Privately-held ProLogium, in which Mercedes-Benz is an investor, is counting on its next-generation technology to be attractive to automakers even amid a market slowdown, with sales of new EV cars in the EU down 12% in May.
“We don’t want to expand too quickly,” CEO Vincent Yang said in an interview at the World Materials Forum in Paris. “It will depend on the automakers.”
Several battery makers in Europe have curbed expansion plans as consumers wait for more affordable models. Sweden’s Northvolt for instance last week launched a strategic review.
ProLogium’s gigafactory, planned to be built in Dunkirk, northern France, and backed by French government investment, is still on track to start construction late this year or early in 2025 and to start production in 2027, Yang added.
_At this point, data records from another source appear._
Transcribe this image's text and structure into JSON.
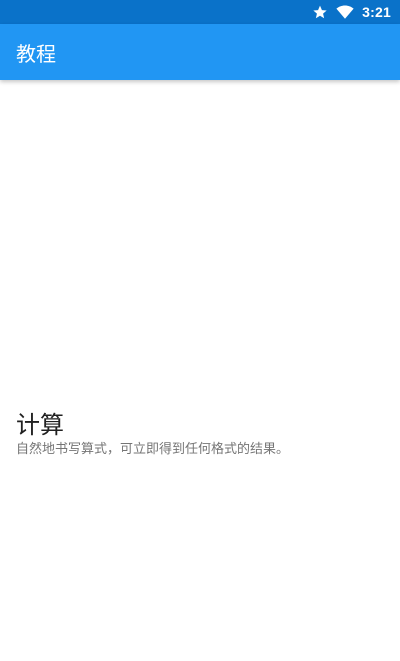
{
  "status_bar": {
    "time": "3:21",
    "icons": [
      "star-icon",
      "wifi-icon"
    ]
  },
  "app_bar": {
    "title": "教程"
  },
  "tutorial": {
    "title": "计算",
    "description": "自然地书写算式，可立即得到任何格式的结果。"
  },
  "colors": {
    "status_bar": "#0a72c9",
    "app_bar": "#2196f3",
    "background": "#ffffff",
    "title_text": "#212121",
    "description_text": "#757575"
  }
}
The final capacity of the Dunkirk plant is due to be 48 gigawatt hours GWh, but it will initially start at 2-4 GWh and likely increase to 8-16 GWh by 2030, he said.
Besides assessing orders from automakers, ProLogium will boost the plant’s efficiency, with four successive versions of the battery to be rolled out by 2032, when full capacity is due to be hit, he said.
ProLogium believes its new technology using a ceramic separator, silicon anode and nickel manganese cobalt (NMC) cathode will be in demand due to its short charging times and high density.
Yang said a five-minute charge of its battery would provide a driving range of 300 km, compared with 30 minutes for a similar distance for a typical lithium iron phosphate (LFP) battery.
ProLogium’s new battery is a partially solid-state design utilising some of the benefits of the solid-state technology that has been held up as a game changer for EVs, but has been fraught with technical issues.
“We could do both pure solid-state and semi-solid state, but there are cost issues,” Yang said.
The ProLogium battery is more expensive than an LFP battery, costing about $170 per kilowatt hour (kWh) versus $100-$115 for LFP, but the pack price for a vehicle is only slightly more because the battery is smaller and lighter, he added.